Australian Jess Fox will lead a procession of world-class canoe slalom paddlers at this weekend’s Oceania championships in Auckland.

The 140-strong field has more than half coming from overseas to compete in the three-day championships at the new Vector Wero Whitewater Park in Manukau.

Fox is the reigning C1 world champion and created history in 2014, becoming the first paddler to hold C1 and K1 world titles at the same time.  Her K1 rivals this weekend include 2009 world champion Jasmin Schornberg (Germany) and New Zealand’s Olympic silver medalist Luuka Jones.

“There’s healthy competition between New Zealand and Australia for our summer races but add a few Czechs, French, Slovaks, Americans and Germans and it’s a great field that is definitely only positive for our preparation,” Fox said. “Although they are not in the same training phase as us, it’s still great to have some of the best international athletes here to compare ourselves to and lift our level.”
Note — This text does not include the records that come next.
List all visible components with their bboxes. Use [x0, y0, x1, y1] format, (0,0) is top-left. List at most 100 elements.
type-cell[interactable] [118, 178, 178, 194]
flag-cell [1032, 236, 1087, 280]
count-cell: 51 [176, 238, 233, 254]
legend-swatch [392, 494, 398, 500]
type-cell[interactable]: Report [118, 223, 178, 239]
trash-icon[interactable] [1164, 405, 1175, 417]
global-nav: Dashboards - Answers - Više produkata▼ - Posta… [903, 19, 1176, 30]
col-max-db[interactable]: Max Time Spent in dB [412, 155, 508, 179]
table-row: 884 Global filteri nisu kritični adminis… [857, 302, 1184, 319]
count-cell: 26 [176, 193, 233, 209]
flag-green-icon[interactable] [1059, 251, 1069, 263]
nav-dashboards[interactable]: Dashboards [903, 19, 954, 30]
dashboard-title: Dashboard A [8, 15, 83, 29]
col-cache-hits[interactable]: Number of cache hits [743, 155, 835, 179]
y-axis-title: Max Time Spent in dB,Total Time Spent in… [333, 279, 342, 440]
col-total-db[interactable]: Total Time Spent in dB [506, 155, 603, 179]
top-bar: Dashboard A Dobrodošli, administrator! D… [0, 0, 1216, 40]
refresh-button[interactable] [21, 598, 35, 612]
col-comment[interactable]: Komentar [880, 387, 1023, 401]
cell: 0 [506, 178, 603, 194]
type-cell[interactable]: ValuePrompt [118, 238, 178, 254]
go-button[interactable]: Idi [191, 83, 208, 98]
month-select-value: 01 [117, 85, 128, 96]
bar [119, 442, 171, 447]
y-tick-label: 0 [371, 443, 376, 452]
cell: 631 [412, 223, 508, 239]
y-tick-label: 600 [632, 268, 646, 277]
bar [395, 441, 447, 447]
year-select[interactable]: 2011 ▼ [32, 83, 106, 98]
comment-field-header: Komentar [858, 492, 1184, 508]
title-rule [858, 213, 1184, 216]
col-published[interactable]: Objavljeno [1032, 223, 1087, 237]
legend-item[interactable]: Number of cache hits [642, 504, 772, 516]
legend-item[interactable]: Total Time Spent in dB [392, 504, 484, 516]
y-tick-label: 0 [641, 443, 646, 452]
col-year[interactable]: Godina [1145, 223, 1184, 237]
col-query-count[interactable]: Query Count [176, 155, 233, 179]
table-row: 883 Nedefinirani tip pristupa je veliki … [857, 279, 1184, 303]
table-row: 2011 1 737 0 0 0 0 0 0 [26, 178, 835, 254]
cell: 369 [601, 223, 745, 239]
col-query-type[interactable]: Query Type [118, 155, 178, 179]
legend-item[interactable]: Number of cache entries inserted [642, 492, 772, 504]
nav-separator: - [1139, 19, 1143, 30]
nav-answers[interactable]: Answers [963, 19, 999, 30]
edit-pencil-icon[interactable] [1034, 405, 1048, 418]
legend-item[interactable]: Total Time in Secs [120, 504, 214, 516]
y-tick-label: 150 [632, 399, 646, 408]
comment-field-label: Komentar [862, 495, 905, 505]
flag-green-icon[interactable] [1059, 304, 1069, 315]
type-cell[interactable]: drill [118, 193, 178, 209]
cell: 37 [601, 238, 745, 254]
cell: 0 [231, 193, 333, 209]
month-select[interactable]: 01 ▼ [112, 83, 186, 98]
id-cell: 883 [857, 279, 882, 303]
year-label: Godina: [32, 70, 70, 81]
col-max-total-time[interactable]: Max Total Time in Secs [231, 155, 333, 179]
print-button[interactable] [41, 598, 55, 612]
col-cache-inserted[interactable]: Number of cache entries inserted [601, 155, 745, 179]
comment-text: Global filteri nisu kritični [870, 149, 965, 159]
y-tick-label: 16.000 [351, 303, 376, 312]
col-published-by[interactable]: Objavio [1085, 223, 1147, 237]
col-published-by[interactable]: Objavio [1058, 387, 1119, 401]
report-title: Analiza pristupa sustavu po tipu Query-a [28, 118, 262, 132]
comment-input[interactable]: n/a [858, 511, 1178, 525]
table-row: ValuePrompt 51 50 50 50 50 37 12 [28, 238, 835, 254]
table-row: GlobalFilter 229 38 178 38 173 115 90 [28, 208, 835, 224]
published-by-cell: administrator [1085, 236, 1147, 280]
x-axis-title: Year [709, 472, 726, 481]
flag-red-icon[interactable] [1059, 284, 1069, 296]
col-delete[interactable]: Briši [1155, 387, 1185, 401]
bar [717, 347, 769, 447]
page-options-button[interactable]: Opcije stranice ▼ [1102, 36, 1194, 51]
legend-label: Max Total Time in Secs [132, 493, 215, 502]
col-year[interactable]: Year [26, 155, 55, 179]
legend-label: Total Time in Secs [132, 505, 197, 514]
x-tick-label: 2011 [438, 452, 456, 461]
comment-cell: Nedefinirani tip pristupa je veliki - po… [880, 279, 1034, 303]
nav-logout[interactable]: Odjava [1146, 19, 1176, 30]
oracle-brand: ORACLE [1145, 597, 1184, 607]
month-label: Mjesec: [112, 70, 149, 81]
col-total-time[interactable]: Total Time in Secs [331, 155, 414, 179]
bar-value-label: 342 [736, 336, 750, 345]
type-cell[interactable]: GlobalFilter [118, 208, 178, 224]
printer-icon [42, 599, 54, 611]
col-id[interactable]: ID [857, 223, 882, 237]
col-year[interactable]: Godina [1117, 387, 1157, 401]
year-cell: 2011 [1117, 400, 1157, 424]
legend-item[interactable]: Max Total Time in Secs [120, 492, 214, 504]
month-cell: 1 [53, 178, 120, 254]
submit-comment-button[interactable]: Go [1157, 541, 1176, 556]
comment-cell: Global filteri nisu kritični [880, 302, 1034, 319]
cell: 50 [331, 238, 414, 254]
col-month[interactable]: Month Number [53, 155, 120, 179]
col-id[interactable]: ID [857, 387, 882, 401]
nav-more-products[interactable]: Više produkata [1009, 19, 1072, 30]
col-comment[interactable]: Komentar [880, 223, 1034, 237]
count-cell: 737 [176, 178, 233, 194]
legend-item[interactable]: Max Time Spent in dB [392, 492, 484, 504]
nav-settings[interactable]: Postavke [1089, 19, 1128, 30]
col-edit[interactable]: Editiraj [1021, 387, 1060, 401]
Fox won K1 silver at the London Olympics and bronze behind Jones in Rio. The 22-year-old has impeccable paddling pedigree – her father Richard, competing for Great Britain, finished fourth in the 1992 Olympics and won five world championship titles, while her French mum Myriam won two world titles.  Younger sister Noemie is also competing this weekend, with Fox hoping New Zealand’s fickle summer finally relinquishes its steady sou-westerly air-flow.

“I’m feeling better and more comfortable after a few more sessions but the wind is one of the hardest parts. It’s definitely a very hard and physical course – the stoppers make it really hard to keep the boat speed and it’s unforgiving when you get a little bit off line, as it’s hard to bring it back.”

In the men’s field, Great Britain’s Joe Clarke returns to New Zealand for the first time since winning K1 men’s gold in Rio, having bolstered his Olympic preparations with an intensive training camp on the West Coast last year.

France’s Mathieu Biazizzo is the top-ranked paddler, however, ranked No 3 in the world by the ICF, with Ondrej Tunka (Czech Republic) and Australia’s Lucien Delfour also ranked above Clarke.

Delfour, fresh from winning the New Zealand Open on the Mangahao River near Palmerston North last weekend, rates the Vector Wero course as a massive challenge.

“It’s probably one of the hardest courses in the world at the moment, not because it’s big, but because it’s so technical,” Delfour said. “It’s great that New Zealand has an artificial course of that size and it’s high quality but it’s hard work physically – you’ve just got to power yourself all the way down.”

Slovenia’s Matej Benus is the top-ranked C1 men’s paddler in the world at the moment, returning to New Zealand after finishing second at the Whitewater XL in November.  His keen rivals this weekend include Pierre-Antoine Tillard (France) and Ryan Westley (Great Britain), while Ben Gibb and Patrick Washer are the highest-ranked Kiwis in the field.

New Zealand-based Pacific Island paddlers competing this weekend include Fiji’s Daniel Tuiraviravi and Tauranga siblings Bryden and Ella Nicholas, who both represented the Cook Islands in Rio last year.

Entry to Vector Wero is free for spectators, with heats in both C1 and K1 starting on Saturday morning and Sunday and Monday featuring semifinals and finals.